When I am feeling hugely demotivated I set the kitchen timer for 10 minutes and do 10 minutes only in each room. Count the hall, stairs and landing as a room too as this is usually the worst area! As things pop in my head I write them all down on a piece of paper and then I do 10 minutes 'admin' ie call British Gas, house insurers, write and address a birthday card etc. In between this I will put loads of washing in and hang up.

If I drift off, for example find a magazine in the bedroom and start looking at it, and the timer goes off I still leave the room I don't reset the timer.

When I have done a whole house of 10 minutes I go out, take kids to the park or something. When I come back in I will do 10 minute cycle again if I have the energy.

I dont do this every day but when I am avoiding a particular room or pile of washing to put away or phone calls to make if I go like this for a week the house gets back to itself. Also, if you get interrupted or the kids are playing up it is only ten minutes you don't feel so resentful.

Another thing that helps me is I have an agreement with my husband to do ten minutes housework a day no more no less (yes I set the timer). Each night he comes in he will ask me what to do (eg sweep the kitchen, clean the oven, take the recycling out, change the bed sheets) The advantage is I can just tell him what to do what I want doing that will make me feel better. He doesn't question it or say why me, not now, later etc... like he used to as it is just ten minutes and that is it. The resentment is gone from both sides.

Good luck I know how it feels- don't forget to get outdoors you dont have to do it all in a day. or do it all everyday x

PS I also find if you wipe down the bathroom while kids are in bath and then ask hubby just to do the bath that really keeps on top of it.

laura032004 · 17/04/2008 07:27

Messycow - I know exactly where you are coming from. I had the same problem. But a tidier house helps you to feel better, so it is really worth getting it sorted. Have you seen your GP or HV about the PND? I take AD's now, and they have helped enormously.

Anyway,

Kitchen - pile up all the dishes in order - plates, bowls, glasses. Put all the cutlery in a big jug with hot water and washing up liquid to soak. Then just tackle it a pile at a time. Wipe the sides down while loads are drying.

Washing - get all the washing from everywhere, and sort into loads of darks, whites, lights, colours etc. Then put each pile into a bin liner and wash in order. Just work your way through it. Tumble anything you can if you've got a drier. Put heavy things on the line (towels) if it's sunny. You can even put your airer outside if it's not too windy.

Mess - go round with a bin liner, and pick up all the rubbish. Then go round with another one, and throw everything into it. Then you can at least hoover.

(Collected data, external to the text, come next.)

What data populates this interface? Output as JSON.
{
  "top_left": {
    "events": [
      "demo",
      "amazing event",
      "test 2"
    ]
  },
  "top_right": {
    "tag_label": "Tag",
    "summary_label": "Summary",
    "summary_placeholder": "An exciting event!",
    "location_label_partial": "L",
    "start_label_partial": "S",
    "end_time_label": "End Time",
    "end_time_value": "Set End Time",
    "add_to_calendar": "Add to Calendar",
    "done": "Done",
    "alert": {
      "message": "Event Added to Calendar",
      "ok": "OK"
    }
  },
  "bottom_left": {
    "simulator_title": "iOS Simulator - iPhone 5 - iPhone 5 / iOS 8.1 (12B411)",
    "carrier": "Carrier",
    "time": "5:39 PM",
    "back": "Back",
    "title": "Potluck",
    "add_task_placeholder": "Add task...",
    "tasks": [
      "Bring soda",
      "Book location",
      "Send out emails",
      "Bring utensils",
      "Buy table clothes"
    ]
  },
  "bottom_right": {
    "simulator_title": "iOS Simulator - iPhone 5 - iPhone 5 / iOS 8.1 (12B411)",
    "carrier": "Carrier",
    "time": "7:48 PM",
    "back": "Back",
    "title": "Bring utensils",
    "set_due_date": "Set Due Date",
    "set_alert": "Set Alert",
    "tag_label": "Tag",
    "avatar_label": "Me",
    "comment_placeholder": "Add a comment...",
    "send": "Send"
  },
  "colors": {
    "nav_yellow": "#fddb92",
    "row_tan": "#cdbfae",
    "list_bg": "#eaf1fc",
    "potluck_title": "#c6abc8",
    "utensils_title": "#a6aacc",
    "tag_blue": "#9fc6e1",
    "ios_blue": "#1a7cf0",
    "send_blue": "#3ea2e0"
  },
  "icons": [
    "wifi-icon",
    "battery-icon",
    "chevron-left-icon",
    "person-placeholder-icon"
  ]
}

A clear clean floor feels a lot better.

Dust - as much as possible with hoover. Then wipe sides with a baby wipe.

Mopping - hoover first, then brush, then mop. Do everywhere in one go, so you're not spending ages getting all the equipment out for one room.

Could you afford to get a cleaner at all? Perhaps knowing somebody was coming in once a week would motivate you to tidy up so they could clean? Perhaps a friend could suggest somebody, or you could contact an agency. Even if it's just short term for a month or two, it might help you get back on track. It's easier to walk a flat path than climb a mountain.